Figure 3. (blue line segments) difference between NonLinLoc and M&McE91 hypocenters for 119 well-located events with at least 10 observations. Grey lines indicate limits of the 3D velocity model. Lower view is a depth section from the Northeast.



Some events which have very small confidence ellipsoids show hypocentral differences between the two methods that are small, but larger than the ellipsoid size. This is most apparent for the events forming a linear trend at the Southeast of the study volume, and for events at intermediate depth in the middle of the study volume (compare Figures 2 and 3). In general, the differences in hypocenters for these events are locally of similar magnitude and orientation, but vary between different regions of the study volume. Thus these hypocentral differences may be attributed to the model parameterisation and consequent spatially varying travel time differences between the methods. This hypothesis is supported by the results of relocation with NonLinLoc of the events using a larger cell size for the model parameterization (0.5km vs. 0.25km) which produces larger hypocentral differences relative to the M&McE91 results.


Conclusions


We associate differences in the locations to differences in the model parameterisation, travel-time calculation and optimisation algorithms of the two methods, and we conclude that the two sets of locations are compatible.


References


Foxall W., Michelini A. and McEvilly T. V., 1993, Earthquake travel time tomography of the southern Santa Cruz Mountains; control of fault rupture by lithological heterogeneity of the San Andreas fault zone, J. Geophys. Res., 98, 17,691-17,710.
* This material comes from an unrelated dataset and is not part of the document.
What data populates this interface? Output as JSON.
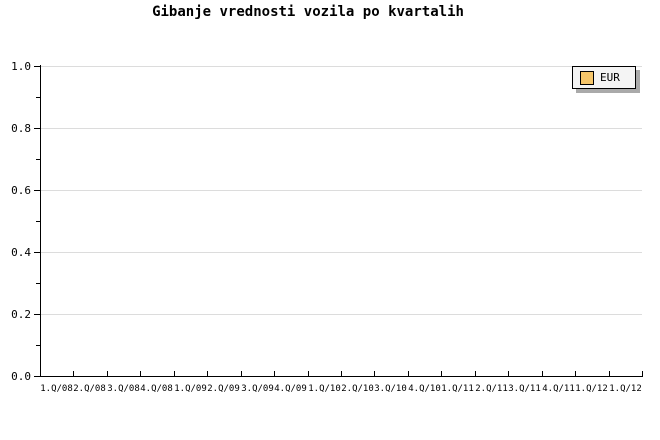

Lomax, A., Virieux, J., Volant, P., and Berge, C., 2000, Probabilistic earthquake location in 3D and layered models: Introduction of a Metropolis-Gibbs method and comparison with linear locations, in Advances in Seismic Event Location, Thurber, C.H., and N. Rabinowitz (eds.), Kluwer, Amsterdam, 101-134.


Michelini, A., 1991, Faut zone structure through the analysis of earthquake arrival times, PhD Thesis, University of California, Berkeley, 200 pp.


Michelini, A. and McEvilly, T.V., 1991, Seismological studies at Parkfield: I. Simultaneous inversion for velocity structure and hypocenters using cubic B-splines parameterisation. Bull. Seism. Soc. Am., 81, 524-552.


Podvin, P. and Lecomte, I., 1991, Finite difference computation of traveltimes in very contrasted velocity models: a massively parallel approach and its associated tools., Geophys. J. Int., 105, 271-284.


Um, J.; Thurber, C.H., 1987, A fast algorithm for two-point seismic ray tracing, Bull. Seism. Soc. Am., 77, 972-986.